The two friends decided to split up: Marx would go to Paris while Engels put his talents as a bombardier at the service of the Baden revolutionaries. However, on their way back from Kaiserslautern to Bingen they were both arrested by Hessian troops who took them to Darmstadt and Frankfurt where they were eventually released. Marx returned to Bingen and left for Paris on 2 June accompanied by Ferdinand Wolff. (P. 201. Emphasis added.)
In Paris Marx was now very famous and at the center of the revolution.
Marx was nevertheless confident of an immediate uprising and set about fulfilling his mandate. On 7 June  he wrote to Engels:
‘A colossal eruption of the revolutionary crater was never more imminent than now in Paris…. I am in touch with the whole of the revolutionary party and in a few days will have all the revolutionary journals at my disposition.’ (P. 201. Emphsis added.)
It did not take many months for the Parisian revolution to fail. But Marx was happy. Loosing was winning. Especially since he now had a bigger readership.
On 17 August Marx wrote to Engels that the increasingly reactionary nature of the French Government gave hope for an immediate revolutionary insurrection: ‘We must start a literary and commercial enterprise: I await your propositions.’ A week later, he sailed for England. (p. 202)
In London Marx started to explain to everybody that it was not yet time for a revolution.
Marx was insistent, now as later, that the industrial crisis would bring revolution, not the other way round.
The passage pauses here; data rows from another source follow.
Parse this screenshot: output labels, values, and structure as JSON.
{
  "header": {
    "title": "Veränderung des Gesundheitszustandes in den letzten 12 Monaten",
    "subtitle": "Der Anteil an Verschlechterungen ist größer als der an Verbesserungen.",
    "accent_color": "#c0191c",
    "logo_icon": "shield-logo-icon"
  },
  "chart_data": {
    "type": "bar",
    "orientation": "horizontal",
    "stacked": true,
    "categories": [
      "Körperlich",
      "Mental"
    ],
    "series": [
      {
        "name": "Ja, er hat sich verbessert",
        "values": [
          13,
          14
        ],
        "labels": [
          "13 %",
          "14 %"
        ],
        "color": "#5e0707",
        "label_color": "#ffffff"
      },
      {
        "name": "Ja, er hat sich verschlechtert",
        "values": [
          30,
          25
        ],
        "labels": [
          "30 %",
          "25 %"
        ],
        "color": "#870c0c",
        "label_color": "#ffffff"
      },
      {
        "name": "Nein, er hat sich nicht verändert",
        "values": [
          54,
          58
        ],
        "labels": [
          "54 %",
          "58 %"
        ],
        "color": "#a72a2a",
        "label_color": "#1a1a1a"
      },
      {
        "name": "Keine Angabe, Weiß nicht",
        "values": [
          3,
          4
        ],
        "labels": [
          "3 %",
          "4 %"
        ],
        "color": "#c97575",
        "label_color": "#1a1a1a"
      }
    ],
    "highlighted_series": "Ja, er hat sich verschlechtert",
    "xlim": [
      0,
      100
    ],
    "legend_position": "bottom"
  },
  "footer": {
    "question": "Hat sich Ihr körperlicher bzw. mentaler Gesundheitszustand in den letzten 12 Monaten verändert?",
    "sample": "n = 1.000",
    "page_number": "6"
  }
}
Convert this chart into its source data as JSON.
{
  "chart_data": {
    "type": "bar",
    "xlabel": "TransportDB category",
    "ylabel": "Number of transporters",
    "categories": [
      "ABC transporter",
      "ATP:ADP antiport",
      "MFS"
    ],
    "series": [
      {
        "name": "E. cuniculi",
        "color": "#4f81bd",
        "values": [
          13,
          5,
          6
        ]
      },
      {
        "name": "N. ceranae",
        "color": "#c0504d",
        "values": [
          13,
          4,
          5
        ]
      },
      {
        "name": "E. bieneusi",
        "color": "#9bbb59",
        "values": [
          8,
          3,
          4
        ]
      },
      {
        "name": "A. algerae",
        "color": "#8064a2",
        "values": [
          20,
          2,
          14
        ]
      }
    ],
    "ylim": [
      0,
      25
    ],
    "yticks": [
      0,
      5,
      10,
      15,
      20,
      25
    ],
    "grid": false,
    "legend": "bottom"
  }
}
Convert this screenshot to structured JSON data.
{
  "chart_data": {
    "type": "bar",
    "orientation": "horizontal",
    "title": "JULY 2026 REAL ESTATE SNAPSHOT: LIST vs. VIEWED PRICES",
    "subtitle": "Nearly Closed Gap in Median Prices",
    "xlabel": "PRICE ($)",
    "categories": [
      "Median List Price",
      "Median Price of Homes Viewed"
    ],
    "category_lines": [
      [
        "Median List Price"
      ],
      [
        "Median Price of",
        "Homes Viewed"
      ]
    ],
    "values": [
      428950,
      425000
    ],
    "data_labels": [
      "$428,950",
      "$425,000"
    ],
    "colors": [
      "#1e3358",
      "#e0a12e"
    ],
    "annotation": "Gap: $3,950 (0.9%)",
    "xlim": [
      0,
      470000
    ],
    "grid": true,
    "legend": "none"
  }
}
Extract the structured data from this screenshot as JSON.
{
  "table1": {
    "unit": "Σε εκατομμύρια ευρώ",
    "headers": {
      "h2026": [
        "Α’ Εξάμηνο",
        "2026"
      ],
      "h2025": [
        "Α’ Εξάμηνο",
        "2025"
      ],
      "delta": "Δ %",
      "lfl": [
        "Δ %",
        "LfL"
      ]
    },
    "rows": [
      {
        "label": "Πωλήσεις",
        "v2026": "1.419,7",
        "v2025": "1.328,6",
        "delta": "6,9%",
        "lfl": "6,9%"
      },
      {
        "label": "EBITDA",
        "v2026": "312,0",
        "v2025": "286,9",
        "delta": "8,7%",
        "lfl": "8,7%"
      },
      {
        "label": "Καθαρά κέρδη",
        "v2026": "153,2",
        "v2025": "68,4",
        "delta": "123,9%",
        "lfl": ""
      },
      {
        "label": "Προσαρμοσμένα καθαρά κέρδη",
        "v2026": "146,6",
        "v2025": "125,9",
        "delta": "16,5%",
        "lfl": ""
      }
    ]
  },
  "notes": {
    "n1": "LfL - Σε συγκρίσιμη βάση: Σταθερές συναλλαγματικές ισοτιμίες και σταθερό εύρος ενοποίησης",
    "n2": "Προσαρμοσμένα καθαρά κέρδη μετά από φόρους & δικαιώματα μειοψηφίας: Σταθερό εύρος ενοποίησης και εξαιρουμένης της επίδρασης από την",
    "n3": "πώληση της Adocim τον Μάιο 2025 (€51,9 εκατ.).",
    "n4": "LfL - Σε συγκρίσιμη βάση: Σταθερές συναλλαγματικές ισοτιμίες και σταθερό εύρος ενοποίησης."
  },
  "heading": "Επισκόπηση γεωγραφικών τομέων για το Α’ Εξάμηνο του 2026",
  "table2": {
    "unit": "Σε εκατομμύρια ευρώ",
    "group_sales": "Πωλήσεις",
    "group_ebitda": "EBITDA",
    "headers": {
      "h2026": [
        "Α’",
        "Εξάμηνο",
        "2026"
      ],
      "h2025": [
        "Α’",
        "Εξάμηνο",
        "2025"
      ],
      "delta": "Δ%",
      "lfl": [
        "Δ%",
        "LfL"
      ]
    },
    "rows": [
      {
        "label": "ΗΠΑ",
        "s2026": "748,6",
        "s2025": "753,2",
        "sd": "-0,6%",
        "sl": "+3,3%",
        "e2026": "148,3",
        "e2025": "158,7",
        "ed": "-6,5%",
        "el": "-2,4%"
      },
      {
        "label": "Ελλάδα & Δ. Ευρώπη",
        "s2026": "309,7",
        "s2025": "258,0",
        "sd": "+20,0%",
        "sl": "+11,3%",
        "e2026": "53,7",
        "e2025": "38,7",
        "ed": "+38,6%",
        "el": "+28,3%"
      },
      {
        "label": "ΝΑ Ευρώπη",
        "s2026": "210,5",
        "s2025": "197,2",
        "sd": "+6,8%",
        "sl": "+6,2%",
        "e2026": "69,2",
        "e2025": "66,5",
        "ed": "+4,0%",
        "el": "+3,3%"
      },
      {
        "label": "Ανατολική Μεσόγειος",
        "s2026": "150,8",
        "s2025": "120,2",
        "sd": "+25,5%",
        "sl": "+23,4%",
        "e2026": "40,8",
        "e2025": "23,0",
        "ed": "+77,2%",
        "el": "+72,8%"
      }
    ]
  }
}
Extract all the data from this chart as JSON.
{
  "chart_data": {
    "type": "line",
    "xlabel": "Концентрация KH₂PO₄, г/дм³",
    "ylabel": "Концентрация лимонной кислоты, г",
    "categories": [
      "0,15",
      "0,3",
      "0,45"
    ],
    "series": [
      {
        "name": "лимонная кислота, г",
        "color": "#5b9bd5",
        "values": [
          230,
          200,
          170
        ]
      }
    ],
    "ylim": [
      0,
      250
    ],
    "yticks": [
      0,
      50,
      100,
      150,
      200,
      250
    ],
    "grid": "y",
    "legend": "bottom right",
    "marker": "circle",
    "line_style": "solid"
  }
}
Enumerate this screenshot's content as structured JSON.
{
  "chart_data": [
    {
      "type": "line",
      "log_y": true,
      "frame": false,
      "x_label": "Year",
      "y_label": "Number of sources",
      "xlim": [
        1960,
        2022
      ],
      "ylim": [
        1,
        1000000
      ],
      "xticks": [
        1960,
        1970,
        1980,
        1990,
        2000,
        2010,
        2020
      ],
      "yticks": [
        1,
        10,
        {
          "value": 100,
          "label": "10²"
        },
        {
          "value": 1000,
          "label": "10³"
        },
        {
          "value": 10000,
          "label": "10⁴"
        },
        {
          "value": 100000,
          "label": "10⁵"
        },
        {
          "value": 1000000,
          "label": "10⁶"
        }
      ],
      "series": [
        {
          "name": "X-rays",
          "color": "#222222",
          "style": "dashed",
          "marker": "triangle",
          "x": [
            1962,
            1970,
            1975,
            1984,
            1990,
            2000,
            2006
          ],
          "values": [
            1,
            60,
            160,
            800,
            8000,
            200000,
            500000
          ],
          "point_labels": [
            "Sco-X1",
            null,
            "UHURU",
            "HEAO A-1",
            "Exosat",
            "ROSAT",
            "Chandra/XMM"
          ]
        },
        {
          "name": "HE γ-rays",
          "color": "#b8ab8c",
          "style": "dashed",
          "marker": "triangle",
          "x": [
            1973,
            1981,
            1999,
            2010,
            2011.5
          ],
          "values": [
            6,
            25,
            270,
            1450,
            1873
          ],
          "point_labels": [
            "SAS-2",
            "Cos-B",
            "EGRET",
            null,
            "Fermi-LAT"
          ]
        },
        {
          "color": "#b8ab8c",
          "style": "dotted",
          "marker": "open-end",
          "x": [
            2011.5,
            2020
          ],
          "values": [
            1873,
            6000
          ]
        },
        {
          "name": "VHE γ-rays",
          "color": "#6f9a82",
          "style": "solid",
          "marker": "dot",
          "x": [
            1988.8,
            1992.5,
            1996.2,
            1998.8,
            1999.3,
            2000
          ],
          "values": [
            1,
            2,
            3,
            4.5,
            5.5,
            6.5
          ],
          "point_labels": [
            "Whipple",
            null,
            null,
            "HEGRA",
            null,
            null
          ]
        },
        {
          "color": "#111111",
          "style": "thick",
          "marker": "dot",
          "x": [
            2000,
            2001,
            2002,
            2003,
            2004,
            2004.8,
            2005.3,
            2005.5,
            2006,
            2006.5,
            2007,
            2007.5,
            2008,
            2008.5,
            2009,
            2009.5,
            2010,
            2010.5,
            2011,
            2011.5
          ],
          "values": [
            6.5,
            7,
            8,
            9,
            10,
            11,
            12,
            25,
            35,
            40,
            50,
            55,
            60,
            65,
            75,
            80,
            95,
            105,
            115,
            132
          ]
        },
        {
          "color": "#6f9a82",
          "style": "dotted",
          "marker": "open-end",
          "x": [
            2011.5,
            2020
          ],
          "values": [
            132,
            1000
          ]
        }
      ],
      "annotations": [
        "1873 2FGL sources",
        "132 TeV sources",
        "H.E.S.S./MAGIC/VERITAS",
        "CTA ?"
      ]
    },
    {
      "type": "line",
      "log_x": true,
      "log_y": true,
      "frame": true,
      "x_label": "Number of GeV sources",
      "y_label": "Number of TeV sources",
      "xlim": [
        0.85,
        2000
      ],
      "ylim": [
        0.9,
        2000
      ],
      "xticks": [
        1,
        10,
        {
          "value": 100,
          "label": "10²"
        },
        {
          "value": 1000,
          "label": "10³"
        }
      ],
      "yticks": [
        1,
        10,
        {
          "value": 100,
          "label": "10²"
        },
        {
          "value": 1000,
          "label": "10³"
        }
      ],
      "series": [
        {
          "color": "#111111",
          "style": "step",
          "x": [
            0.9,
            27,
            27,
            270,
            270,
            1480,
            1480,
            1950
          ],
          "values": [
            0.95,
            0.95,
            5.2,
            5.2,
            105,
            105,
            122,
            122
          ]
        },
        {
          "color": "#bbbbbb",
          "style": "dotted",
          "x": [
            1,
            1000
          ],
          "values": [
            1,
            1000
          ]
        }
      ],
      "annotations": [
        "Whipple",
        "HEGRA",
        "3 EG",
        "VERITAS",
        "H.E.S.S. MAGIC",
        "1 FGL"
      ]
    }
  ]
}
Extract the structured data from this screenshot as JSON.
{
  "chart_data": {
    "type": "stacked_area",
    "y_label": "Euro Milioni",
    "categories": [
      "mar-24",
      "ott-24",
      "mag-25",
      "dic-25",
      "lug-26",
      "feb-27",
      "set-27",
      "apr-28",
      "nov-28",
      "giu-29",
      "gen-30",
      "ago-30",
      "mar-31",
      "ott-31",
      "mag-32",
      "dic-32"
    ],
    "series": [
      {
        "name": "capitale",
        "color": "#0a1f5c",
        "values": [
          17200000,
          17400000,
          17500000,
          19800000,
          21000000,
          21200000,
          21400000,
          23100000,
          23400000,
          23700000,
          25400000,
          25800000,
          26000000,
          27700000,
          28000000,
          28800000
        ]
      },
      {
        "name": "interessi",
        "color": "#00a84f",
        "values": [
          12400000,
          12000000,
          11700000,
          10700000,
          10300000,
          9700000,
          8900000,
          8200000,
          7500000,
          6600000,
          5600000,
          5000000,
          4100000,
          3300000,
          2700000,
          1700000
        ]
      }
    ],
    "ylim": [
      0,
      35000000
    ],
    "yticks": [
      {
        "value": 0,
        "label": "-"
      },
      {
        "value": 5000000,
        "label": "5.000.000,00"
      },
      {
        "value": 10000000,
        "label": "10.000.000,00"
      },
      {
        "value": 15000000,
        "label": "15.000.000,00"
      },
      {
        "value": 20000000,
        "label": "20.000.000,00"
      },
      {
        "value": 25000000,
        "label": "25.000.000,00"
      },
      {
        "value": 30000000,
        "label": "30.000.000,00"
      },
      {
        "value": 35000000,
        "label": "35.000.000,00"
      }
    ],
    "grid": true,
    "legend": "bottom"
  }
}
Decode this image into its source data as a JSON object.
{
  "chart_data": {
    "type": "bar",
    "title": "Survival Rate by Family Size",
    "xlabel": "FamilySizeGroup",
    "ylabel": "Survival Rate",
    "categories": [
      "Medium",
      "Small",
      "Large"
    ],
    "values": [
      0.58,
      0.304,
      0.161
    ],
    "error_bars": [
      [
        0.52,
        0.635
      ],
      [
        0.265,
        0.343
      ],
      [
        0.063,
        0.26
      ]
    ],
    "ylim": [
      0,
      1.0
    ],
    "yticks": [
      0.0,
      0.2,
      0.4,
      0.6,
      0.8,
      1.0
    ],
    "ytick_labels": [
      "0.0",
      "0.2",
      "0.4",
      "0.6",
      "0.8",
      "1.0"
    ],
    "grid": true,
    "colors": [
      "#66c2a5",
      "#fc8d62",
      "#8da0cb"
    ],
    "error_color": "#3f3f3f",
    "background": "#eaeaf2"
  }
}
He wrote to Weydemeyer in December 1849 that the outbreak of a revolution before the next crisis ‘would in my opinion be a misfortune because just now, when business is still expanding, the working masses in France, Germany, etc., are perhaps revolutionary in word but certainly not in reality’. (p. 219. Emphsis added.)
In London Marx and Engels organized the communists around radical plans. They even openly talked about killing the Tsar and other reactionary kings. However, plans of regicide did not shock the British. On the contrary.
In general the refugees were ignored by the British Government. In March 1851, for example, the Prussian Minister of the Interior pressed for a joint approach with Austria and Prussia to the British Government for ‘decisive measures against the chief revolutionaries known by name’ and for ‘rendering them innocuous by transportation to the colonies’.
The previous year the Austrian ambassador had already raised the question with Sir George Grey, the British Home Secretary, pointing out that ‘the members of the Communist League, whose leaders were Marx, Engels, Bauer and Wolff, discussed even regicide’, but got the reply: ‘under our laws, mere discussion of regicide, so long as it does not concern the Queen of England and so long as there is no definite plan, does not constitute sufficient grounds for the arrest of the conspirators’.
Obviously Marx and Engels were working for the British and the Jews. After all, the Rothschilds were Marx’s relatives.